July 16, 2007 (Computerworld) -- An anonymous security researcher claimed this weekend to have created a worm that exploits a vulnerability in the Mac OS X operating system which Apple Inc. missed in a May round of patches.
A poster on the Information Security Sell Out blog said yesterday that he or she had written a proof-of-concept worm "in a few hours" that exploits a variation of a vulnerability patched in May by Apple.
According to the researcher (actually, in one posting, "writers" is used so there may be more than one contributing), he or she exploited a still-unpatched bug in mDSNResponder, a component of Apple's Bonjour automatic network configuring service, in the worm's code. "This vulnerability, as with the ones fixed, gives remote root access," the researcher said. Apple's May security update, 2007-005, included a fix for the mDSN bug. Info Sec's blogger(s) said the worm was also "very 'customer' specific" and crafted for cash. "[It] could easily be changed to be more malicious," said the researcher.
The same blogger made a minor stir in April when, after a $10,000 security conference contest concluded, he or she claimed to have grabbed the exploit from the conference wireless network and reverse-engineered the vulnerability. Conference organizers, however, denied that the wireless network had been cracked. When asked to back up his or her claims, the Info Sec blogger only replied: "There is no real benefit to me in doing so. I am not one who cares if people believe my claims or not."

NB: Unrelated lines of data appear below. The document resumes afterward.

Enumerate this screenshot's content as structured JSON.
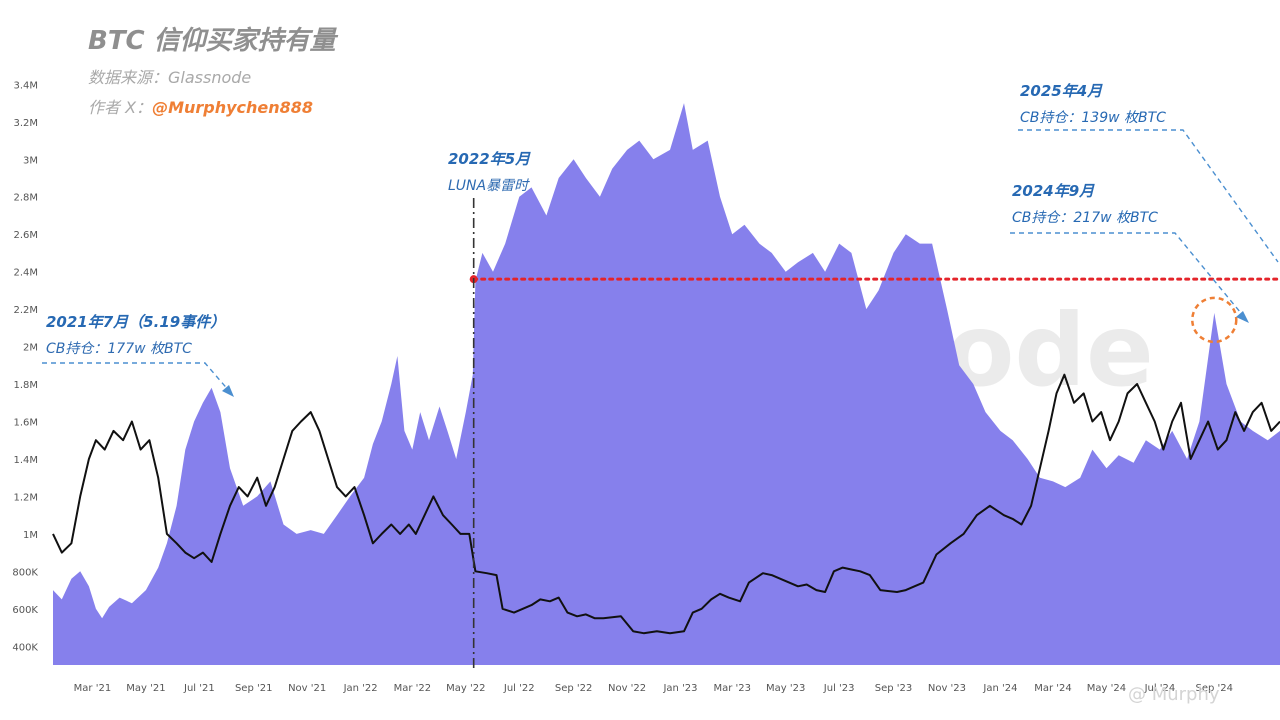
{
  "header": {
    "title": "BTC 信仰买家持有量",
    "source": "数据来源：Glassnode",
    "author_label": "作者 X：",
    "author_handle": "@Murphychen888"
  },
  "annotations": [
    {
      "heading": "2021年7月（5.19事件）",
      "text": "CB持仓：177w 枚BTC"
    },
    {
      "heading": "2022年5月",
      "text": "LUNA暴雷时"
    },
    {
      "heading": "2024年9月",
      "text": "CB持仓：217w 枚BTC"
    },
    {
      "heading": "2025年4月",
      "text": "CB持仓：139w 枚BTC"
    }
  ],
  "watermark": "glassnode",
  "footer_watermark": "@ Murphy",
  "colors": {
    "area": "#8680ec",
    "line": "#111111",
    "reference": "#e4242a",
    "annotation": "#2769b3",
    "highlight": "#ef7f35"
  },
  "chart_data": {
    "type": "area",
    "title": "BTC 信仰买家持有量",
    "y_ticks": [
      "400K",
      "600K",
      "800K",
      "1M",
      "1.2M",
      "1.4M",
      "1.6M",
      "1.8M",
      "2M",
      "2.2M",
      "2.4M",
      "2.6M",
      "2.8M",
      "3M",
      "3.2M",
      "3.4M"
    ],
    "ylim": [
      300000,
      3450000
    ],
    "x_ticks": [
      "Mar '21",
      "May '21",
      "Jul '21",
      "Sep '21",
      "Nov '21",
      "Jan '22",
      "Mar '22",
      "May '22",
      "Jul '22",
      "Sep '22",
      "Nov '22",
      "Jan '23",
      "Mar '23",
      "May '23",
      "Jul '23",
      "Sep '23",
      "Nov '23",
      "Jan '24",
      "Mar '24",
      "May '24",
      "Jul '24",
      "Sep '24"
    ],
    "x_start": "2021-01-15",
    "x_end": "2024-11-15",
    "reference_line": {
      "value": 2360000
    },
    "vertical_marker": {
      "x": "2022-05-10"
    },
    "highlight_point": {
      "x": "2024-09-01",
      "value": 2180000
    },
    "series": [
      {
        "type": "area",
        "points": [
          [
            "2021-01-15",
            700000
          ],
          [
            "2021-01-25",
            650000
          ],
          [
            "2021-02-05",
            760000
          ],
          [
            "2021-02-15",
            800000
          ],
          [
            "2021-02-25",
            720000
          ],
          [
            "2021-03-05",
            600000
          ],
          [
            "2021-03-12",
            550000
          ],
          [
            "2021-03-20",
            610000
          ],
          [
            "2021-04-01",
            660000
          ],
          [
            "2021-04-15",
            630000
          ],
          [
            "2021-05-01",
            700000
          ],
          [
            "2021-05-15",
            820000
          ],
          [
            "2021-05-25",
            950000
          ],
          [
            "2021-06-05",
            1150000
          ],
          [
            "2021-06-15",
            1450000
          ],
          [
            "2021-06-25",
            1600000
          ],
          [
            "2021-07-05",
            1700000
          ],
          [
            "2021-07-15",
            1780000
          ],
          [
            "2021-07-25",
            1650000
          ],
          [
            "2021-08-05",
            1350000
          ],
          [
            "2021-08-20",
            1150000
          ],
          [
            "2021-09-05",
            1200000
          ],
          [
            "2021-09-20",
            1280000
          ],
          [
            "2021-10-05",
            1050000
          ],
          [
            "2021-10-20",
            1000000
          ],
          [
            "2021-11-05",
            1020000
          ],
          [
            "2021-11-20",
            1000000
          ],
          [
            "2021-12-05",
            1100000
          ],
          [
            "2021-12-20",
            1200000
          ],
          [
            "2022-01-05",
            1300000
          ],
          [
            "2022-01-15",
            1480000
          ],
          [
            "2022-01-25",
            1600000
          ],
          [
            "2022-02-05",
            1800000
          ],
          [
            "2022-02-12",
            1950000
          ],
          [
            "2022-02-20",
            1550000
          ],
          [
            "2022-03-01",
            1450000
          ],
          [
            "2022-03-10",
            1650000
          ],
          [
            "2022-03-20",
            1500000
          ],
          [
            "2022-04-01",
            1680000
          ],
          [
            "2022-04-10",
            1550000
          ],
          [
            "2022-04-20",
            1400000
          ],
          [
            "2022-05-01",
            1650000
          ],
          [
            "2022-05-09",
            1850000
          ],
          [
            "2022-05-12",
            2350000
          ],
          [
            "2022-05-20",
            2500000
          ],
          [
            "2022-06-01",
            2400000
          ],
          [
            "2022-06-15",
            2550000
          ],
          [
            "2022-07-01",
            2800000
          ],
          [
            "2022-07-15",
            2850000
          ],
          [
            "2022-08-01",
            2700000
          ],
          [
            "2022-08-15",
            2900000
          ],
          [
            "2022-09-01",
            3000000
          ],
          [
            "2022-09-15",
            2900000
          ],
          [
            "2022-10-01",
            2800000
          ],
          [
            "2022-10-15",
            2950000
          ],
          [
            "2022-11-01",
            3050000
          ],
          [
            "2022-11-15",
            3100000
          ],
          [
            "2022-12-01",
            3000000
          ],
          [
            "2022-12-20",
            3050000
          ],
          [
            "2023-01-05",
            3300000
          ],
          [
            "2023-01-15",
            3050000
          ],
          [
            "2023-02-01",
            3100000
          ],
          [
            "2023-02-15",
            2800000
          ],
          [
            "2023-03-01",
            2600000
          ],
          [
            "2023-03-15",
            2650000
          ],
          [
            "2023-04-01",
            2550000
          ],
          [
            "2023-04-15",
            2500000
          ],
          [
            "2023-05-01",
            2400000
          ],
          [
            "2023-05-15",
            2450000
          ],
          [
            "2023-06-01",
            2500000
          ],
          [
            "2023-06-15",
            2400000
          ],
          [
            "2023-07-01",
            2550000
          ],
          [
            "2023-07-15",
            2500000
          ],
          [
            "2023-08-01",
            2200000
          ],
          [
            "2023-08-15",
            2300000
          ],
          [
            "2023-09-01",
            2500000
          ],
          [
            "2023-09-15",
            2600000
          ],
          [
            "2023-10-01",
            2550000
          ],
          [
            "2023-10-15",
            2550000
          ],
          [
            "2023-11-01",
            2200000
          ],
          [
            "2023-11-15",
            1900000
          ],
          [
            "2023-12-01",
            1800000
          ],
          [
            "2023-12-15",
            1650000
          ],
          [
            "2024-01-01",
            1550000
          ],
          [
            "2024-01-15",
            1500000
          ],
          [
            "2024-02-01",
            1400000
          ],
          [
            "2024-02-15",
            1300000
          ],
          [
            "2024-03-01",
            1280000
          ],
          [
            "2024-03-15",
            1250000
          ],
          [
            "2024-04-01",
            1300000
          ],
          [
            "2024-04-15",
            1450000
          ],
          [
            "2024-05-01",
            1350000
          ],
          [
            "2024-05-15",
            1420000
          ],
          [
            "2024-06-01",
            1380000
          ],
          [
            "2024-06-15",
            1500000
          ],
          [
            "2024-07-01",
            1450000
          ],
          [
            "2024-07-15",
            1550000
          ],
          [
            "2024-08-01",
            1400000
          ],
          [
            "2024-08-15",
            1600000
          ],
          [
            "2024-09-01",
            2180000
          ],
          [
            "2024-09-15",
            1800000
          ],
          [
            "2024-10-01",
            1600000
          ],
          [
            "2024-10-15",
            1550000
          ],
          [
            "2024-11-01",
            1500000
          ],
          [
            "2024-11-15",
            1550000
          ]
        ]
      },
      {
        "type": "line",
        "points": [
          [
            "2021-01-15",
            1000000
          ],
          [
            "2021-01-25",
            900000
          ],
          [
            "2021-02-05",
            950000
          ],
          [
            "2021-02-15",
            1200000
          ],
          [
            "2021-02-25",
            1400000
          ],
          [
            "2021-03-05",
            1500000
          ],
          [
            "2021-03-15",
            1450000
          ],
          [
            "2021-03-25",
            1550000
          ],
          [
            "2021-04-05",
            1500000
          ],
          [
            "2021-04-15",
            1600000
          ],
          [
            "2021-04-25",
            1450000
          ],
          [
            "2021-05-05",
            1500000
          ],
          [
            "2021-05-15",
            1300000
          ],
          [
            "2021-05-25",
            1000000
          ],
          [
            "2021-06-05",
            950000
          ],
          [
            "2021-06-15",
            900000
          ],
          [
            "2021-06-25",
            870000
          ],
          [
            "2021-07-05",
            900000
          ],
          [
            "2021-07-15",
            850000
          ],
          [
            "2021-07-25",
            1000000
          ],
          [
            "2021-08-05",
            1150000
          ],
          [
            "2021-08-15",
            1250000
          ],
          [
            "2021-08-25",
            1200000
          ],
          [
            "2021-09-05",
            1300000
          ],
          [
            "2021-09-15",
            1150000
          ],
          [
            "2021-09-25",
            1250000
          ],
          [
            "2021-10-05",
            1400000
          ],
          [
            "2021-10-15",
            1550000
          ],
          [
            "2021-10-25",
            1600000
          ],
          [
            "2021-11-05",
            1650000
          ],
          [
            "2021-11-15",
            1550000
          ],
          [
            "2021-11-25",
            1400000
          ],
          [
            "2021-12-05",
            1250000
          ],
          [
            "2021-12-15",
            1200000
          ],
          [
            "2021-12-25",
            1250000
          ],
          [
            "2022-01-05",
            1100000
          ],
          [
            "2022-01-15",
            950000
          ],
          [
            "2022-01-25",
            1000000
          ],
          [
            "2022-02-05",
            1050000
          ],
          [
            "2022-02-15",
            1000000
          ],
          [
            "2022-02-25",
            1050000
          ],
          [
            "2022-03-05",
            1000000
          ],
          [
            "2022-03-15",
            1100000
          ],
          [
            "2022-03-25",
            1200000
          ],
          [
            "2022-04-05",
            1100000
          ],
          [
            "2022-04-15",
            1050000
          ],
          [
            "2022-04-25",
            1000000
          ],
          [
            "2022-05-05",
            1000000
          ],
          [
            "2022-05-12",
            800000
          ],
          [
            "2022-05-25",
            790000
          ],
          [
            "2022-06-05",
            780000
          ],
          [
            "2022-06-12",
            600000
          ],
          [
            "2022-06-25",
            580000
          ],
          [
            "2022-07-05",
            600000
          ],
          [
            "2022-07-15",
            620000
          ],
          [
            "2022-07-25",
            650000
          ],
          [
            "2022-08-05",
            640000
          ],
          [
            "2022-08-15",
            660000
          ],
          [
            "2022-08-25",
            580000
          ],
          [
            "2022-09-05",
            560000
          ],
          [
            "2022-09-15",
            570000
          ],
          [
            "2022-09-25",
            550000
          ],
          [
            "2022-10-05",
            550000
          ],
          [
            "2022-10-15",
            555000
          ],
          [
            "2022-10-25",
            560000
          ],
          [
            "2022-11-08",
            480000
          ],
          [
            "2022-11-20",
            470000
          ],
          [
            "2022-12-05",
            480000
          ],
          [
            "2022-12-20",
            470000
          ],
          [
            "2023-01-05",
            480000
          ],
          [
            "2023-01-15",
            580000
          ],
          [
            "2023-01-25",
            600000
          ],
          [
            "2023-02-05",
            650000
          ],
          [
            "2023-02-15",
            680000
          ],
          [
            "2023-02-25",
            660000
          ],
          [
            "2023-03-10",
            640000
          ],
          [
            "2023-03-20",
            740000
          ],
          [
            "2023-04-05",
            790000
          ],
          [
            "2023-04-15",
            780000
          ],
          [
            "2023-04-25",
            760000
          ],
          [
            "2023-05-05",
            740000
          ],
          [
            "2023-05-15",
            720000
          ],
          [
            "2023-05-25",
            730000
          ],
          [
            "2023-06-05",
            700000
          ],
          [
            "2023-06-15",
            690000
          ],
          [
            "2023-06-25",
            800000
          ],
          [
            "2023-07-05",
            820000
          ],
          [
            "2023-07-15",
            810000
          ],
          [
            "2023-07-25",
            800000
          ],
          [
            "2023-08-05",
            780000
          ],
          [
            "2023-08-17",
            700000
          ],
          [
            "2023-09-05",
            690000
          ],
          [
            "2023-09-15",
            700000
          ],
          [
            "2023-09-25",
            720000
          ],
          [
            "2023-10-05",
            740000
          ],
          [
            "2023-10-20",
            890000
          ],
          [
            "2023-11-05",
            950000
          ],
          [
            "2023-11-20",
            1000000
          ],
          [
            "2023-12-05",
            1100000
          ],
          [
            "2023-12-20",
            1150000
          ],
          [
            "2024-01-05",
            1100000
          ],
          [
            "2024-01-15",
            1080000
          ],
          [
            "2024-01-25",
            1050000
          ],
          [
            "2024-02-05",
            1150000
          ],
          [
            "2024-02-15",
            1350000
          ],
          [
            "2024-02-25",
            1550000
          ],
          [
            "2024-03-05",
            1750000
          ],
          [
            "2024-03-14",
            1850000
          ],
          [
            "2024-03-25",
            1700000
          ],
          [
            "2024-04-05",
            1750000
          ],
          [
            "2024-04-15",
            1600000
          ],
          [
            "2024-04-25",
            1650000
          ],
          [
            "2024-05-05",
            1500000
          ],
          [
            "2024-05-15",
            1600000
          ],
          [
            "2024-05-25",
            1750000
          ],
          [
            "2024-06-05",
            1800000
          ],
          [
            "2024-06-15",
            1700000
          ],
          [
            "2024-06-25",
            1600000
          ],
          [
            "2024-07-05",
            1450000
          ],
          [
            "2024-07-15",
            1600000
          ],
          [
            "2024-07-25",
            1700000
          ],
          [
            "2024-08-05",
            1400000
          ],
          [
            "2024-08-15",
            1500000
          ],
          [
            "2024-08-25",
            1600000
          ],
          [
            "2024-09-05",
            1450000
          ],
          [
            "2024-09-15",
            1500000
          ],
          [
            "2024-09-25",
            1650000
          ],
          [
            "2024-10-05",
            1550000
          ],
          [
            "2024-10-15",
            1650000
          ],
          [
            "2024-10-25",
            1700000
          ],
          [
            "2024-11-05",
            1550000
          ],
          [
            "2024-11-15",
            1600000
          ]
        ]
      }
    ]
  }
}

In the same comment thread, the Info Sec blogger also promised to post the captured packets and other information "Once this bug is patched by Apple and I am satisfied that I would not be adding additional risk." Apple patched the QuckTime vulnerability May 1. The Info Sec blogger has not yet, however, posted the nicked network traffic.
Attempts to reach the Info Sec blogger via e-mail were unsuccessful.